Experimental Confirmation of a Predicted Porous Hydrogen‐Bonded Organic Framework

• Published in: Angewandte Chemie International Edition Vol. 62; no. 34; pp. e202303167 - n/a
• Main Authors: Shields, Caitlin E., Wang, Xue, Fellowes, Thomas, Clowes, Rob, Chen, Linjiang, Day, Graeme M., Slater, Anna G., Ward, John W., Little, Marc A., Cooper, Andrew I.
• Format: Journal Article
• Language: English
• Published: Germany Wiley Subscription Services, Inc 21.08.2023; John Wiley and Sons Inc
• Edition: International ed. in English
• Subjects: Crystal Engineering; Crystal lattices; Crystal structure; Crystal Structure Prediction; Crystals; Hydrogen; Hydrogen-Bonded Organic Frameworks; Lattice energy; Organic chemistry; Porous Materials; Quinoxaline; Quinoxalines; Structure-function relationships; Hydrogen-Bonded Organic Frameworks; Crystal Engineering; Porous Materials; Crystal Structure Prediction
• ISSN: 1433-7851; 1521-3773; 1521-3773
• DOI: 10.1002/anie.202303167

Hydrogen‐bonded organic frameworks (HOFs) with low densities and high porosities are rare and challenging to design because most molecules have a strong energetic preference for close packing. Crystal structure prediction (CSP) can rank the crystal packings available to an organic molecule based on their relative lattice energies.
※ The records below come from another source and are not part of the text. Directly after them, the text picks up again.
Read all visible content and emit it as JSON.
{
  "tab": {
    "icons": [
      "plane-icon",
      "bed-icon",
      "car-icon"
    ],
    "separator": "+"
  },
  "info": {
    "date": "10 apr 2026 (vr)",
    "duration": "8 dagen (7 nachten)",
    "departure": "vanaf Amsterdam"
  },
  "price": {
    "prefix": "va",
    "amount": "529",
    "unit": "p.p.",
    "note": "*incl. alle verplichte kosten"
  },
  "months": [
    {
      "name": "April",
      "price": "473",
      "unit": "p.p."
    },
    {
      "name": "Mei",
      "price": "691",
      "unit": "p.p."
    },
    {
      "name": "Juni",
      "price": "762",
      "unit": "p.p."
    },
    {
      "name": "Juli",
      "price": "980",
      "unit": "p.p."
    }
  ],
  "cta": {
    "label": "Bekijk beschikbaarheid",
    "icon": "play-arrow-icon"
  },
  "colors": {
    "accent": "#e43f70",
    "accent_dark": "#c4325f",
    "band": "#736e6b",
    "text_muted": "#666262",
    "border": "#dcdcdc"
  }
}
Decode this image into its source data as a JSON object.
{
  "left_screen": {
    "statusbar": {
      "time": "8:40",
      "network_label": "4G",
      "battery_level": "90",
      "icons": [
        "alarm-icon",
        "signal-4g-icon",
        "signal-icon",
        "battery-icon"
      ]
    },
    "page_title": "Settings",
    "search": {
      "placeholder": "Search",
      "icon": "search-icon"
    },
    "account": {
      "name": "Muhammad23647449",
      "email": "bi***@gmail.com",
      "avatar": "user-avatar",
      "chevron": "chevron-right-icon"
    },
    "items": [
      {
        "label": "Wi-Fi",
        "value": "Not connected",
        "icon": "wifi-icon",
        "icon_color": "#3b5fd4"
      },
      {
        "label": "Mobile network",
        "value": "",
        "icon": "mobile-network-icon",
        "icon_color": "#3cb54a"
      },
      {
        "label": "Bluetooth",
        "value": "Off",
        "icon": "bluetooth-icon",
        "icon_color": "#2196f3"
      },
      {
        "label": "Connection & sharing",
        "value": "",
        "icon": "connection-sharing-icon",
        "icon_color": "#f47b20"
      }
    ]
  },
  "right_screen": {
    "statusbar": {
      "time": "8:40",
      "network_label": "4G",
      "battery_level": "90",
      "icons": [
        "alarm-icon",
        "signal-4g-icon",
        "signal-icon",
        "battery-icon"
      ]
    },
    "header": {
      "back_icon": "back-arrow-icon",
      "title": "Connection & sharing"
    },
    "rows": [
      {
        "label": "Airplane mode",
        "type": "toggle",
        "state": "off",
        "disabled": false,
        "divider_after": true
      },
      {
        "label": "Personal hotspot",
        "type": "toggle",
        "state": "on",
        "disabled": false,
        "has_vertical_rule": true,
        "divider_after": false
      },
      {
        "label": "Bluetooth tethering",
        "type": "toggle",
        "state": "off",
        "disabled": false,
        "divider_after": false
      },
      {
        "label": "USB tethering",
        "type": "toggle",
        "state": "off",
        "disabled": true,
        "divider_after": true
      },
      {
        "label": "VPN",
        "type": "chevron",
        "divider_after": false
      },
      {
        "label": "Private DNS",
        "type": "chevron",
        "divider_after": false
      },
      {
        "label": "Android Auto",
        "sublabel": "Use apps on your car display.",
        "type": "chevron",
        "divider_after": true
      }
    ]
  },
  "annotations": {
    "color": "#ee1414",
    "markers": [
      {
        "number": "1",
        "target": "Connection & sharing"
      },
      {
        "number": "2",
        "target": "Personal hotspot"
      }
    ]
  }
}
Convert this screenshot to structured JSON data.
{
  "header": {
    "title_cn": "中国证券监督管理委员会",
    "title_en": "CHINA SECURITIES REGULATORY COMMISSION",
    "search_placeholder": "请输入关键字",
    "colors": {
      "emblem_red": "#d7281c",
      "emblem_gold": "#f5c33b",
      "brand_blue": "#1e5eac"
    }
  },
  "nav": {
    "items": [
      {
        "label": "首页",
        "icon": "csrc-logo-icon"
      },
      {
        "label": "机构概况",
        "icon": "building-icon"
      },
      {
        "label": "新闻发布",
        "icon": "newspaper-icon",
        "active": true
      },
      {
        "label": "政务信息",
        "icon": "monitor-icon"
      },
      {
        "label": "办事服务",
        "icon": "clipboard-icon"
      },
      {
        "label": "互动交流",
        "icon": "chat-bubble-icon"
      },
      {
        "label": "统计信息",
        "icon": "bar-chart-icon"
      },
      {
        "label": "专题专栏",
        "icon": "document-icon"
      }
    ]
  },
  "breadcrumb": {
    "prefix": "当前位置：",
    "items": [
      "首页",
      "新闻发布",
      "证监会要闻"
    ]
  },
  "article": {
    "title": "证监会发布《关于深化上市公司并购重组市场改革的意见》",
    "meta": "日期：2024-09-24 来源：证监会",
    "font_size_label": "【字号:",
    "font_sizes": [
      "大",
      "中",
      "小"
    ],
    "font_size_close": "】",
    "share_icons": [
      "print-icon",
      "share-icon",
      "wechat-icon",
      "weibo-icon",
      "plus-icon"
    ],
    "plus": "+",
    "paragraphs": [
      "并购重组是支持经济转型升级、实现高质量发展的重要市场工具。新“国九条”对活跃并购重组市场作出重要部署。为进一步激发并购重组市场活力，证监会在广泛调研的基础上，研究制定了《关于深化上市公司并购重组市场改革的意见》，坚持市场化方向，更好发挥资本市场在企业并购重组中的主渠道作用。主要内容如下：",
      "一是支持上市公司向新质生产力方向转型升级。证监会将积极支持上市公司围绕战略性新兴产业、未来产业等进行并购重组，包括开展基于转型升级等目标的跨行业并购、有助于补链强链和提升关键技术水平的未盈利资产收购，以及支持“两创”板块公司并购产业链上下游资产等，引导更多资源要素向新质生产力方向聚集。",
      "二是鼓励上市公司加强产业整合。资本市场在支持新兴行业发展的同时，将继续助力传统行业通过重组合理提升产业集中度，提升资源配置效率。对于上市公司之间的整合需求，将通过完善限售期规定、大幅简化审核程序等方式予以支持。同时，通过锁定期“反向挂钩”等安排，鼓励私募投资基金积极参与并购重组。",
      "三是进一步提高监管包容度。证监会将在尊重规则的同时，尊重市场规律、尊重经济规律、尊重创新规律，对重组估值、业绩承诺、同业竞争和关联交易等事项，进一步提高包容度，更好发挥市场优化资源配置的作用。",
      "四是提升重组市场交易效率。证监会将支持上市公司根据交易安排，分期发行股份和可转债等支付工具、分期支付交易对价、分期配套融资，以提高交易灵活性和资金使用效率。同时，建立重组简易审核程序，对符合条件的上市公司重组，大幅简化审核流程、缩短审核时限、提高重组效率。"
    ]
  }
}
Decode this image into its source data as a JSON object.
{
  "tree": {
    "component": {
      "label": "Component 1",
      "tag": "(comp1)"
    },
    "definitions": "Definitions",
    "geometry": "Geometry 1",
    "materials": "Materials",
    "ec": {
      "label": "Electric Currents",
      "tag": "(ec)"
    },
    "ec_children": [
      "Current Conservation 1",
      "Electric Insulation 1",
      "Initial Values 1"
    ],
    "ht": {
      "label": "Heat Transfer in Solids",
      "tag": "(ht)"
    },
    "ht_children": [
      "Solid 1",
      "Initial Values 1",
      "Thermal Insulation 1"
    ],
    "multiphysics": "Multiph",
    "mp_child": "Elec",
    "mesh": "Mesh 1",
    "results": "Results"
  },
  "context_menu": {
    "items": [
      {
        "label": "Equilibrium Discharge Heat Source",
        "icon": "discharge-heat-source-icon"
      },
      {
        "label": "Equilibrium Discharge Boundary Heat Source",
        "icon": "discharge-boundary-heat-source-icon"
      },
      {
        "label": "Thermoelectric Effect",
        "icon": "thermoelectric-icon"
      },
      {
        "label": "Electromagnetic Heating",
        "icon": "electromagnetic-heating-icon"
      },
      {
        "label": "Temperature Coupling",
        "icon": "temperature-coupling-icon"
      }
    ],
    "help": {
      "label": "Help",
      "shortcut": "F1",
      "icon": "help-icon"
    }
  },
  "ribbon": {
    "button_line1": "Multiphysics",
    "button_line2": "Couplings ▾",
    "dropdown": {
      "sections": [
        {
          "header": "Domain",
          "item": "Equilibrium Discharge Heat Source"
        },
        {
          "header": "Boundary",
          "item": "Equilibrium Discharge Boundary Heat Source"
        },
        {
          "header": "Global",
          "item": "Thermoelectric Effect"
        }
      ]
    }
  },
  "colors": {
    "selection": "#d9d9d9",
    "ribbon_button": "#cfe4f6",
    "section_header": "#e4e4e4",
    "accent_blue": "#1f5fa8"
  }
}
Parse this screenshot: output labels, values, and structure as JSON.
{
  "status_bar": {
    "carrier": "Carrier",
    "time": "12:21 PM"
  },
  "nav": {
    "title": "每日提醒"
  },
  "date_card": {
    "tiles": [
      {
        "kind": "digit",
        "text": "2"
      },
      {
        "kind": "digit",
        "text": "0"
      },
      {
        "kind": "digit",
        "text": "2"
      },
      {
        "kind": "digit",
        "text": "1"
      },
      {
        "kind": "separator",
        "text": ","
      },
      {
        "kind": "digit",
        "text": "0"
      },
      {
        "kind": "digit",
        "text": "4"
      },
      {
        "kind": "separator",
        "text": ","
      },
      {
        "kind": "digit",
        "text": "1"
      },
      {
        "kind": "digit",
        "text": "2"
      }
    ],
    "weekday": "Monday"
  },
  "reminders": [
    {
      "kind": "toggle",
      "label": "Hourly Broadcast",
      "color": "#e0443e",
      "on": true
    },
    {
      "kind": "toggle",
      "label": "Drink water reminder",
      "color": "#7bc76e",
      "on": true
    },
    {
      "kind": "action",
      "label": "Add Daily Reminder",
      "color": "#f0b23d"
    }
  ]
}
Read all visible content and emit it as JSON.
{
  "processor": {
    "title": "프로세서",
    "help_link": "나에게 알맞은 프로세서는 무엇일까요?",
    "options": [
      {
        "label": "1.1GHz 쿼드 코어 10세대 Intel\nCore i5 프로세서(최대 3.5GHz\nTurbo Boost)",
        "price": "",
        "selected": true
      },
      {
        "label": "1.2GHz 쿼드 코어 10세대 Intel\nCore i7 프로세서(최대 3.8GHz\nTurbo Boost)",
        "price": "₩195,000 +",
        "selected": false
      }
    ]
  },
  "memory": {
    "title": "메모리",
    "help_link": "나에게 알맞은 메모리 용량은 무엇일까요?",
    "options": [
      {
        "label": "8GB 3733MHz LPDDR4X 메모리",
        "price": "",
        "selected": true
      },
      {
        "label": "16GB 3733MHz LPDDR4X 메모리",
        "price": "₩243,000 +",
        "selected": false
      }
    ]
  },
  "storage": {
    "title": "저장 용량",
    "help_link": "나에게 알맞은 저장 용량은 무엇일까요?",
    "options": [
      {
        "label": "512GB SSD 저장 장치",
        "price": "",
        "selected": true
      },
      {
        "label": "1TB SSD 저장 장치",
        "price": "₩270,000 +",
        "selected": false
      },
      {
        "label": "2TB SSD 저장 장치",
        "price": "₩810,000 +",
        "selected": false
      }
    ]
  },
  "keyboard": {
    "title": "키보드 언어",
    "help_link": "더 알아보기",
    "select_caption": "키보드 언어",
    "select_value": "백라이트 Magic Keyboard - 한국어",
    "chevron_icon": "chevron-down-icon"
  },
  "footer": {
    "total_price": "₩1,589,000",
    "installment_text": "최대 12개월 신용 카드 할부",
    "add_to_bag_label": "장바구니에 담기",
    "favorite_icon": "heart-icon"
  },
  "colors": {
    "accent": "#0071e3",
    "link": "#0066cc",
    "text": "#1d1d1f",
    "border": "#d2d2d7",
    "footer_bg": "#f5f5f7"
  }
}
This has become a powerful tool for the a priori design of porous molecular crystals. Previously, we combined CSP with structure‐property predictions to generate energy‐structure‐function (ESF) maps for a series of triptycene‐based molecules with quinoxaline groups. From these ESF maps, triptycene trisquinoxalinedione (TH5) was predicted to form a previously unknown low‐energy HOF (TH5‐A) with a remarkably low density of 0.374 g cm−3 and three‐dimensional (3D) pores. Here, we demonstrate the reliability of those ESF maps by discovering this TH5‐A polymorph experimentally. This material has a high accessible surface area of 3,284 m2 g−1, as measured by nitrogen adsorption, making it one of the most porous HOFs reported to date. A hydrogen‐bonded framework that was predicted previously to have 3D porosity and a remarkably low density of 0.37 g cm−3 has been discovered experimentally. The structure of this framework matches the original prediction precisely and it has an accessible surface area of 3,284 m2 g−1, as measured by nitrogen adsorption, making it one of the most porous hydrogen‐bonded frameworks synthesized to date.